Hello, what is the typical practice followed to notify job failures? Is it to include tlogcatcher linked to a tsend email in every job? or to link a tsendemail to every component or can it be setup in execution plan ? or are there any other ways to do it. THanks.
It depends on what somebody has to do when a job fails. Sending an email is a good idea. It could also a good idea to start a job next to the failed job to restore the previous state or avoid further processing. The most useful information between jobs are the return code (or exist code or error code == always the same). Return code == 0 means everything is fine and all others means there is something wrong or not fully OK. I would suggest differentiate between: * those problems wich can be solved by a rerun of the job (e.g. a resource for the job is not ready like databases or file servers) and * those problems which are caused by wrong input data and * those problems which are caused by an programming error of the job.
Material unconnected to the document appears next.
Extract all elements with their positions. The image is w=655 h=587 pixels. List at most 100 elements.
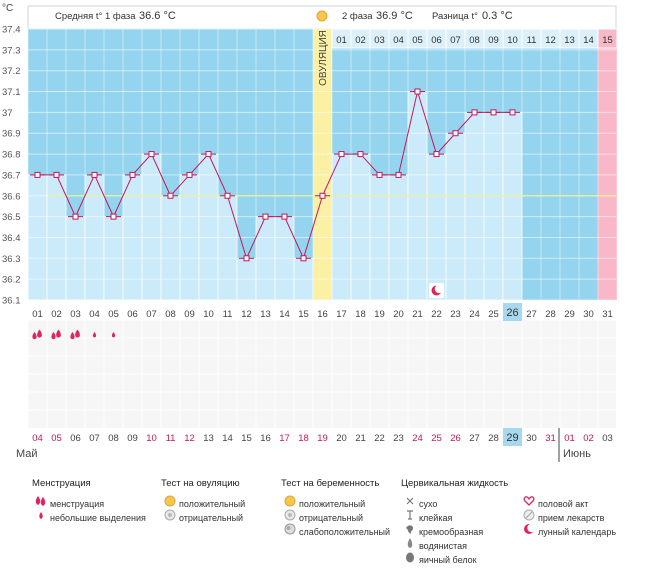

Thats a good suggestion to categorize errors by Jlolling. But i am wondering about industry standards followed to notify production support team of the job failures. Are the TAC generated notifications as informative as a job with logcatcher - sendemail components? are jobs with logcatcher more resource intensive?
You could also try the - unfortunately outdated tSNMP component. It is a common way to track the reliability of software components via SNMP to things like Nagios or Icinga. You could also send emails to a trouble ticket system like OTRS. In this case you get a ticket and you can define who will be notified next.